Dass die Sammlungen von Osthaus und Matsukata in Essen zusammenkommen, ist ein ungeheurer Glücksfall. Viele der Bilder sind zum ersten Mal seit über sechs Jahrzehnten wieder in Europa zu sehen. Und dass all das im Jubiläumsjahr des Museums Folkwang passiert – vor genau hundert Jahren kaufte die Stadt Essen die Sammlung des früh verstorbenen Osthaus und eröffnete das heutige Museum Folkwang –, wirkt fast wie eine Fügung. In der Begegnung der beiden Sammlungen entsteht ein Bilderreigen, den man nur als hochkarätig beschreiben kann.
Renoirs legendäre „Lise mit dem Sonnenschirm“ (1867), eines der Hauptwerke des frühen Impressionismus und eines der ersten Kunstwerke, die Osthaus kaufte, trifft hier etwa auf Manets lebensgroßes „Porträt von Monsieur Brun“ (1879) Matsukatas, und man darf dabei sein, wie beide Porträtierte in Sonntagskleidung einen Spaziergang in einem lichten, frühsommerlichen Park machen.

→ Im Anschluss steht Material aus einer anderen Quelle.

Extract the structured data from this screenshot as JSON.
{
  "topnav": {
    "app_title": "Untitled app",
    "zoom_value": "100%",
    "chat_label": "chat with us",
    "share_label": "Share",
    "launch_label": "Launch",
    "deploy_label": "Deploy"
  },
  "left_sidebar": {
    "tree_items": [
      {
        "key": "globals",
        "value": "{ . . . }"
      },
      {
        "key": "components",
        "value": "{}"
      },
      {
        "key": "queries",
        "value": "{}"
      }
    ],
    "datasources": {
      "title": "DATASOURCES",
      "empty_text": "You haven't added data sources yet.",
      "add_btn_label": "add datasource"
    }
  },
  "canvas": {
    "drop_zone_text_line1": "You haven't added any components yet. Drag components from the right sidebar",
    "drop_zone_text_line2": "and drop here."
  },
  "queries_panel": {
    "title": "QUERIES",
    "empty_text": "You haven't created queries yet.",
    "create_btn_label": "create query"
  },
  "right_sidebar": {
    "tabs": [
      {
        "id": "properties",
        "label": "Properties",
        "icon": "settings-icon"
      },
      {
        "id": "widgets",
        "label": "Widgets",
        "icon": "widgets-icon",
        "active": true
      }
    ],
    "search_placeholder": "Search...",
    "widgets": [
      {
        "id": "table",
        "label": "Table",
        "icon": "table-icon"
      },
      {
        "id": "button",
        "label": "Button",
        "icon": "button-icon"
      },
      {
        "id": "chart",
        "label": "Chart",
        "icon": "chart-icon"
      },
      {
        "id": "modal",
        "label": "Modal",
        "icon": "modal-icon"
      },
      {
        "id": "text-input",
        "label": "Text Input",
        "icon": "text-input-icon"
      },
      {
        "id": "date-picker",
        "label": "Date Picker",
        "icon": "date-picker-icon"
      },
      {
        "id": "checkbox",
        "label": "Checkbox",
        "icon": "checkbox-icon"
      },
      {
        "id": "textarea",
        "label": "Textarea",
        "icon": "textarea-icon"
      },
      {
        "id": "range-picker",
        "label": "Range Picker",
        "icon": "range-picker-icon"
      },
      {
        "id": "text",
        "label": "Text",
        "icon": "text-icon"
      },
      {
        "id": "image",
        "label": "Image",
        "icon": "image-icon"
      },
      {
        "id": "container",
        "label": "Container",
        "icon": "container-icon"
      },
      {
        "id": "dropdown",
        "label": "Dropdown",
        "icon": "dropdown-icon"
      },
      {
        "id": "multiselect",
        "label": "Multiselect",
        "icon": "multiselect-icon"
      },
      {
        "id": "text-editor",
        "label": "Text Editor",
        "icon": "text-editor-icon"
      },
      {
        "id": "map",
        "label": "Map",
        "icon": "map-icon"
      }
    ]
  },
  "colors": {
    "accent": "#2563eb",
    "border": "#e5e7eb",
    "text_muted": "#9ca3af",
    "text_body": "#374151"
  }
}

Die Pleinair-Bilder der Barbizon Schule um Courbet und Corot sind mit Arbeiten aus beiden Sammlungen vertreten, ebenso wie die traurigschönen Landleben-Szenen von Pissarro.
In einem eigenen Raum nehmen gleich zwölf Bronzen von Rodin, für beide Sammler ein Steckenpferd, mit fast schon feierlichem Ernst eine Unterhaltung auf. Und nicht zuletzt kommt es zu einem kleinen Gipfeltreffen der Bilder Gauguins und van Goghs, den zeitweiligen Freunden, die sich in Arles ein Atelier teilten.